Like most of the Middle East, gambling is strictly banned in the United Arab Emirates (UAE).
Caesars CEO Mark Frissora says the agreement is in accordance with the company’s post-bankruptcy plans to expand its hotel holdings, and grow its customer base internationally.
Meraas Holdings, which is developing the island, will own the hotels. Caesars will manage and operate the venues, which will consist of 479 five-star guest rooms, indoor and outdoor pools, and a beach club.
Bluewaters will also feature the $270 million Ain Dubai, which, when completed, will become the world’s highest Ferris wheel, at nearly 690 feet. The current record is the 550-foot tall High Roller at the Linq in Las Vegas, which is, coincidentally, also owned by Caesars Entertainment.
After emerging from Chapter 11 bankruptcy in September, Frissora said Caesars would be looking to expand its hotel presence internationally, and also reach deals with smaller domestic hoteliers to use its brand and rewards systems.
Revenue from accommodations accounted for just 15 percent of Caesars’ bottom line in 2016, while gaming revenue was responsible for 58 percent. Last year, gaming dipped even further to 52 percent. Two decades ago in 1998, for every dollar Caesars made, almost 75 cents was generated by its casino floor.

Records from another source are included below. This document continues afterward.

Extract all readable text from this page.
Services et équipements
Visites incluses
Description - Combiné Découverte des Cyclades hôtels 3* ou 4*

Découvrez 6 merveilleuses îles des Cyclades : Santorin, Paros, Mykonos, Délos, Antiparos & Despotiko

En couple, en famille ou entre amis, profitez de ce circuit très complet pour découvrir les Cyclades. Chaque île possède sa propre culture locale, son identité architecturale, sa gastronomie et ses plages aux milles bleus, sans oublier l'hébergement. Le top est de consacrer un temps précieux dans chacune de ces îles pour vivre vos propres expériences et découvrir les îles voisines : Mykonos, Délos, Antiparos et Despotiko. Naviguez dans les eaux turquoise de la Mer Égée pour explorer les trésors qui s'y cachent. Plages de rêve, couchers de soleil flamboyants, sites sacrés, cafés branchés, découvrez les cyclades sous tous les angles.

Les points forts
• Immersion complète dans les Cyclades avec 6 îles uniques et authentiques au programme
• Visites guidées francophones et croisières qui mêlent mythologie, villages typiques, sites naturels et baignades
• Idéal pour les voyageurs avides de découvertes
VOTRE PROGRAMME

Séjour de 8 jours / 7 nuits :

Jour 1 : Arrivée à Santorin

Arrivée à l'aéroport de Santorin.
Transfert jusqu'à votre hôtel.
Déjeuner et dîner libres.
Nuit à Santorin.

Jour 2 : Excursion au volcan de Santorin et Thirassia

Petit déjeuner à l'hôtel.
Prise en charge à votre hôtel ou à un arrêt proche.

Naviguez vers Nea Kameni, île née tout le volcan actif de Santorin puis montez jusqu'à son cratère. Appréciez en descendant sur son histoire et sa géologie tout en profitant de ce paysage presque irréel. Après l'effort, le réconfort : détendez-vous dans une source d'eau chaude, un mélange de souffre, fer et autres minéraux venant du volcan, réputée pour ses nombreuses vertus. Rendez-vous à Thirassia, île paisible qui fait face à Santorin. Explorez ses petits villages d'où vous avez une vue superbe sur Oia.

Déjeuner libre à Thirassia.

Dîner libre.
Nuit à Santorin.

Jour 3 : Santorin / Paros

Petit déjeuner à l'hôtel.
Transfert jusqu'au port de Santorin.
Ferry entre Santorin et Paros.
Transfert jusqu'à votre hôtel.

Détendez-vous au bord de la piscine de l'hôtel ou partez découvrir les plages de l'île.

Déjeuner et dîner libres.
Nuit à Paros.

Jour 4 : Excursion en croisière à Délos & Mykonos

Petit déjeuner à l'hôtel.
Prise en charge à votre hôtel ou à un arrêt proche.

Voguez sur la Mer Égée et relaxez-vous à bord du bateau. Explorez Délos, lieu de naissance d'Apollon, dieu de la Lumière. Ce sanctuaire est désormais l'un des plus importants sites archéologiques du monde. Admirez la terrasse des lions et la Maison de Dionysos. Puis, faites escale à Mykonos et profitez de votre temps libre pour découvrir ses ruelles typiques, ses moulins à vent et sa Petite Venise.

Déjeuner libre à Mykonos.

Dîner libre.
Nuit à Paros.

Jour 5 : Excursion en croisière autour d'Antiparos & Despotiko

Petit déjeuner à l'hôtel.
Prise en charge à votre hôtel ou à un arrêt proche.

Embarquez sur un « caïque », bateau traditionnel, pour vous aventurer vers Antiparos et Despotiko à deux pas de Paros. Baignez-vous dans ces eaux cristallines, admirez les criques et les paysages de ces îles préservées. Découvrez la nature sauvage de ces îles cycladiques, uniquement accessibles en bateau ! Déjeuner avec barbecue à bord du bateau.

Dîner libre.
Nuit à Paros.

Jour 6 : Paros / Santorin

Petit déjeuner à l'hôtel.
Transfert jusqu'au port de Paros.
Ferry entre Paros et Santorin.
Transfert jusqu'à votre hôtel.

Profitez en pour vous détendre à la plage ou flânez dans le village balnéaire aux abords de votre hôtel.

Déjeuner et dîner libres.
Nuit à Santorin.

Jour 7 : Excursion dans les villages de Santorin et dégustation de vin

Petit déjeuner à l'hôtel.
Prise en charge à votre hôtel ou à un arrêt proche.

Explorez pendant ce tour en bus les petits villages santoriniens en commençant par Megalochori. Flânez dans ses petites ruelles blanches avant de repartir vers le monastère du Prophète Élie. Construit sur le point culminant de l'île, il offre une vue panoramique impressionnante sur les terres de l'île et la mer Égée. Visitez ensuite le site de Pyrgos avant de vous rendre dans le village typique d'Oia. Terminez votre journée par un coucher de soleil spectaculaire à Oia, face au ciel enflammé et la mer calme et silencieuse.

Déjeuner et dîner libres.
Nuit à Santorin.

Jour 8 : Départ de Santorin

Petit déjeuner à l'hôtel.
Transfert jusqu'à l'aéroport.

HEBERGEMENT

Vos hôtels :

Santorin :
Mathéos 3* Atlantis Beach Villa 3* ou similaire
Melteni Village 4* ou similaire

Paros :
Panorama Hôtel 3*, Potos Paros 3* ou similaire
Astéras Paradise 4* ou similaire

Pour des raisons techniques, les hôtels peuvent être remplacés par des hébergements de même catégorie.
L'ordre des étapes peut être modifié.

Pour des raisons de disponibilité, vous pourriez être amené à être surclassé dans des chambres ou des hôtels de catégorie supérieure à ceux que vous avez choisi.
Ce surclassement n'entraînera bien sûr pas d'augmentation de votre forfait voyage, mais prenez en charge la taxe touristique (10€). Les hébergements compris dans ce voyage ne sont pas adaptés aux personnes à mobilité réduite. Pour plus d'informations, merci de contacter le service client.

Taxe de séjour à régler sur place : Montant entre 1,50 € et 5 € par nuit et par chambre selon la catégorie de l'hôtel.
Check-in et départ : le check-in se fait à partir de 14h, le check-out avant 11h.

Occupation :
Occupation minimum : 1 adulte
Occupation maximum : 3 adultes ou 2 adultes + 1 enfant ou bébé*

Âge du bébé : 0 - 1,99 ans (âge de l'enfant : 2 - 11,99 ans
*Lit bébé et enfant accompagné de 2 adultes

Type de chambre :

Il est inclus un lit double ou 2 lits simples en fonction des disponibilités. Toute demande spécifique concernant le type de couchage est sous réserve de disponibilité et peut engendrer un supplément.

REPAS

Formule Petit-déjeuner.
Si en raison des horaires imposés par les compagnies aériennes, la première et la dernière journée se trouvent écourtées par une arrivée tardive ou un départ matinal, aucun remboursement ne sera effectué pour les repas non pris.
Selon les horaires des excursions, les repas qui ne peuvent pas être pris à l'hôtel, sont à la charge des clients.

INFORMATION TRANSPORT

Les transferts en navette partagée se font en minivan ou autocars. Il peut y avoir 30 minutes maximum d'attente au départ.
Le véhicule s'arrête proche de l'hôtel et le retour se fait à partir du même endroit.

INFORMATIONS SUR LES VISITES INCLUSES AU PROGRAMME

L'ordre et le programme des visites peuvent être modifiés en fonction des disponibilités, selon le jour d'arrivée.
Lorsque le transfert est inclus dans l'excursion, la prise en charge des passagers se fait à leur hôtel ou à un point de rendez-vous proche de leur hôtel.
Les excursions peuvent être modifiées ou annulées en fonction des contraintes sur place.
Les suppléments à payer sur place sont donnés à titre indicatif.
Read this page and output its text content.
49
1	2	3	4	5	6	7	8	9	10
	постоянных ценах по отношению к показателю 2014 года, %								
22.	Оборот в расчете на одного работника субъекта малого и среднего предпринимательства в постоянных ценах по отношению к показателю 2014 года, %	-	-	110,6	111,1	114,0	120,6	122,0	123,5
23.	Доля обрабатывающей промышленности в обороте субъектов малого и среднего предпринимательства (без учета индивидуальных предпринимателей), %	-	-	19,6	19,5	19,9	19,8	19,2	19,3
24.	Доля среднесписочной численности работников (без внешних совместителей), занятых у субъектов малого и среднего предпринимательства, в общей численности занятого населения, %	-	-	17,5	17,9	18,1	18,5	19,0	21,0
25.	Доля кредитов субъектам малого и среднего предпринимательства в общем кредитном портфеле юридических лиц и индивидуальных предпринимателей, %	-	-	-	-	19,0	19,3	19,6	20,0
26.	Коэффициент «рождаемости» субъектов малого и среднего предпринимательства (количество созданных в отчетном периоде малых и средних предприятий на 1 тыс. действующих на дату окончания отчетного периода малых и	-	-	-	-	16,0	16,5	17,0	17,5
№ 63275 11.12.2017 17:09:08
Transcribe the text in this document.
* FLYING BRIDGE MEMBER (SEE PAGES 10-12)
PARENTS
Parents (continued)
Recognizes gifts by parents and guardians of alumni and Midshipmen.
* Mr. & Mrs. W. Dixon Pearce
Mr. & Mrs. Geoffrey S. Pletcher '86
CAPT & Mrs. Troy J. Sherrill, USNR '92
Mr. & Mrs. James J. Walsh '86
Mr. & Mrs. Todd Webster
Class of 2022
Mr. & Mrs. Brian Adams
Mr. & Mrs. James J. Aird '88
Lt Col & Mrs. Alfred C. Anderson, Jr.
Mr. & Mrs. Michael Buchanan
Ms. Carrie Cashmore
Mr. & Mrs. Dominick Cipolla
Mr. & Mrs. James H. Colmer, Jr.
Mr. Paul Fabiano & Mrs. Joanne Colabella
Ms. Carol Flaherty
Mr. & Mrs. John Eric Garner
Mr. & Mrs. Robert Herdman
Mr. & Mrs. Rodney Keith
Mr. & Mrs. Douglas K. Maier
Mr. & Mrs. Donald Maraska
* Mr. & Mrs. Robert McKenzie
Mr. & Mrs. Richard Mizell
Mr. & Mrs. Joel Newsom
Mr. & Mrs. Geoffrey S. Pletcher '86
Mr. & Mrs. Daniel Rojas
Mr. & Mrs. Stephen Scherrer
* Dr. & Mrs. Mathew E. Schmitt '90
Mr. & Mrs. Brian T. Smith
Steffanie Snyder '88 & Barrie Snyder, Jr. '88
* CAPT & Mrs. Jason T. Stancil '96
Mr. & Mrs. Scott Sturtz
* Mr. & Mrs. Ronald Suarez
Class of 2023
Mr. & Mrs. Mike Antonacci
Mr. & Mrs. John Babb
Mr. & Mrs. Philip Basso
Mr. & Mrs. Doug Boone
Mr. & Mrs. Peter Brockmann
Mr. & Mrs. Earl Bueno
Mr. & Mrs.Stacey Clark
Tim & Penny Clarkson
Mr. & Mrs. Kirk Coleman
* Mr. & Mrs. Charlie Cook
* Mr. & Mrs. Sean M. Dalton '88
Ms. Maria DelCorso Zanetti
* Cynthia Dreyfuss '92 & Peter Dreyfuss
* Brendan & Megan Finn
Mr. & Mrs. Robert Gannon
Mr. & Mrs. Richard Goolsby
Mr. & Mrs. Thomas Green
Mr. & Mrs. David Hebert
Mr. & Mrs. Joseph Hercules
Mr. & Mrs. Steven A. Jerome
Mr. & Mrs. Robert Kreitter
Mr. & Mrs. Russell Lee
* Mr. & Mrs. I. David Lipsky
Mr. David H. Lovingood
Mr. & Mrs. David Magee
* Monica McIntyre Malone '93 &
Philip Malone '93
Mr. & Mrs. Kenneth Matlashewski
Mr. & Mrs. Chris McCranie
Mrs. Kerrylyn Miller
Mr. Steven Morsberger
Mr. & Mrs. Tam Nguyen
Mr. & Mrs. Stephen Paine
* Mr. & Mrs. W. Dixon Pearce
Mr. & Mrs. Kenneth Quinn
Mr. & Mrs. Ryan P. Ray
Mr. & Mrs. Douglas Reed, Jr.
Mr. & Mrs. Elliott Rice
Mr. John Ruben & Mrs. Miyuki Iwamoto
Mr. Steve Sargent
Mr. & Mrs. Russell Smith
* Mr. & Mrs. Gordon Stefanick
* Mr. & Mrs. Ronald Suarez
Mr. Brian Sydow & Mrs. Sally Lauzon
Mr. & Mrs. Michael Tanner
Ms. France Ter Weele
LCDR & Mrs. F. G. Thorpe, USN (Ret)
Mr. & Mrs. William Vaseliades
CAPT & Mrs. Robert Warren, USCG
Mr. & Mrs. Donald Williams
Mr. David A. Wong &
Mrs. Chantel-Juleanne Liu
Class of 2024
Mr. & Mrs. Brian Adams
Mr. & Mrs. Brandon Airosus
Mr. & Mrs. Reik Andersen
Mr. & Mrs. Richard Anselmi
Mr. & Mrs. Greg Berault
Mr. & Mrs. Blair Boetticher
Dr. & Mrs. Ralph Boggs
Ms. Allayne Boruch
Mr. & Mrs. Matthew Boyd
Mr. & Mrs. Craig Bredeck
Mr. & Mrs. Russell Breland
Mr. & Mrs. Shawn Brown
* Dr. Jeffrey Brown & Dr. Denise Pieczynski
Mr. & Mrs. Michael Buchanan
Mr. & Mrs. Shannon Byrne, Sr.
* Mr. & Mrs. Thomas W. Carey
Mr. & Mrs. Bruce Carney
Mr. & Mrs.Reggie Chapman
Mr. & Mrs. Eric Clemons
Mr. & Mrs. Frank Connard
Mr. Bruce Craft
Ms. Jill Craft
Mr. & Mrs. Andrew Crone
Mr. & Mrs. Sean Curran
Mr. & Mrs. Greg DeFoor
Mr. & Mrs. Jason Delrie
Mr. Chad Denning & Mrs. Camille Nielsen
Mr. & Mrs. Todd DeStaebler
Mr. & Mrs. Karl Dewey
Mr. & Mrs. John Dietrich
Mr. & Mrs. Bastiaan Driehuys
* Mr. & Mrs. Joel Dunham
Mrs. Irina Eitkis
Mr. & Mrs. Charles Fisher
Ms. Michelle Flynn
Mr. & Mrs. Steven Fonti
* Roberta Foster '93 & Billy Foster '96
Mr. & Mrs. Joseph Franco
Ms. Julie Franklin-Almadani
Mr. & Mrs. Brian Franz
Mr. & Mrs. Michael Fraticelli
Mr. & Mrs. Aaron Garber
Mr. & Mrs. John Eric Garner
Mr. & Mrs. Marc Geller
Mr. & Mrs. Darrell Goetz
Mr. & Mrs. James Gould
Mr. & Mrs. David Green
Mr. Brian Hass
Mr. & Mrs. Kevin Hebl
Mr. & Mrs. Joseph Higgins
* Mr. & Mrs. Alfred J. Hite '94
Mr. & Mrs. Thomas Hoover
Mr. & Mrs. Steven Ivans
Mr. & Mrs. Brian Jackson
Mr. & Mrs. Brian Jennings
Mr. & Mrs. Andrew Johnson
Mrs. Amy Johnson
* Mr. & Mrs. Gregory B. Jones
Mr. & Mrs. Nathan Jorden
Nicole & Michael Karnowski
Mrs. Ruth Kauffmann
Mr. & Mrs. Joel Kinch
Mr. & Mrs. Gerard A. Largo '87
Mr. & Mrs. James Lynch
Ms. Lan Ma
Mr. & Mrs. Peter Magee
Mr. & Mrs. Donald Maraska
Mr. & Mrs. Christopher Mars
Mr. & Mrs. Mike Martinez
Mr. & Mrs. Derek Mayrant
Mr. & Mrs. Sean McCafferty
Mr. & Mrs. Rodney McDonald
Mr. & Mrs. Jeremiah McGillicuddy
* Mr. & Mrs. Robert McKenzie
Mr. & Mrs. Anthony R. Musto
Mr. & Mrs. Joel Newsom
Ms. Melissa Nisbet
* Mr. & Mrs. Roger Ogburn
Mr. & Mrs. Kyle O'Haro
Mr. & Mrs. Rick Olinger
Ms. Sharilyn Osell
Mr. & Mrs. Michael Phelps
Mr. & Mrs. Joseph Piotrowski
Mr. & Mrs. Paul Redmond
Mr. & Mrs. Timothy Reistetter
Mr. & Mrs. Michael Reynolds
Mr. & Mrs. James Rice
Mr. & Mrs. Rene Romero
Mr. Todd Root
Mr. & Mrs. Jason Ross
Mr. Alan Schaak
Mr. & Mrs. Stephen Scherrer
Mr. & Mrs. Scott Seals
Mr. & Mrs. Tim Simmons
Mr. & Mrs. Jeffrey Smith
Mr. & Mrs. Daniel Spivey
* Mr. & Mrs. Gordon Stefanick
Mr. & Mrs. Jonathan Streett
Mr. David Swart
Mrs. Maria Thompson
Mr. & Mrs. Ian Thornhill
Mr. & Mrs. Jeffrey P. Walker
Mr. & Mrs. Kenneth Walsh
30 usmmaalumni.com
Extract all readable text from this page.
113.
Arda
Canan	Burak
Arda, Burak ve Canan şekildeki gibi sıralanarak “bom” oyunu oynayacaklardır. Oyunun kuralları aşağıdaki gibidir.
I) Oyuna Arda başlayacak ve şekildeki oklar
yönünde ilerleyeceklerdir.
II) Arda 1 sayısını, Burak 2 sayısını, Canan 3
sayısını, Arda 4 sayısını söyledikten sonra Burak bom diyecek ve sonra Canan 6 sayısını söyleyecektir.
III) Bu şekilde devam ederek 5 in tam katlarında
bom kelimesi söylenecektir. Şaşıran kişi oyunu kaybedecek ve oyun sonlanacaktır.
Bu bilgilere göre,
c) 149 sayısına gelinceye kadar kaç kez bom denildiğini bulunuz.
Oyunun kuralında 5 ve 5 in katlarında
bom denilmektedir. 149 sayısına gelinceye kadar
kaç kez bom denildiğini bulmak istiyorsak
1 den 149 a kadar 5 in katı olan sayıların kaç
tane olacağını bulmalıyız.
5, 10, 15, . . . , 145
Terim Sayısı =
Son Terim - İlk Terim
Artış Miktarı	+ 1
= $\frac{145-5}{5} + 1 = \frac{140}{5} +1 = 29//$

It’s a trend that isn’t specific to Caesars. Celebrity restaurants, entertainment, and now professional sports have all made Las Vegas into a more diverse destination.
But Frissora is especially focused on non-gaming for Caesars’ life after bankruptcy. Bloomberg reported in late 2017 that the CEO was fielding talks from hotel companies interested in partnering with the well-known brand.
Frissora told The Wall Street Journal this week that he expects Caesars to make up to $20 million annually from the Dubai properties. Details of the operational agreement are still being ironed out, Frissora says, but such contracts are typically arranged as a fee or percentage of revenue.
Hotel industry veteran Marco Roca has been pegged to head Caesars’ global development, and that process is beginning with the Dubai alliance. Japan is hovering on the horizon as well.
Caesars Entertainment is one of several casino operators interested in bidding on a Japan integrated resort license when the country finally unveils its regulatory bill.
In the 2016 shell legislation that called for the National Diet to draft a more comprehensive gaming bill with regulations overseeing the casinos, lawmakers suggested that only operators with international experience, as well as “high morals, a sense of responsibility, and a clean nature” be considered.
That might not bode well for Caesars. The company has casinos in South Africa, the UK, and Egypt, but not in Macau or Singapore, on which Japanese lawmakers are thought to be most closely basing their regulations. Only recently emerging from bankruptcy might also jeopardize the “sense of responsibility” requirement.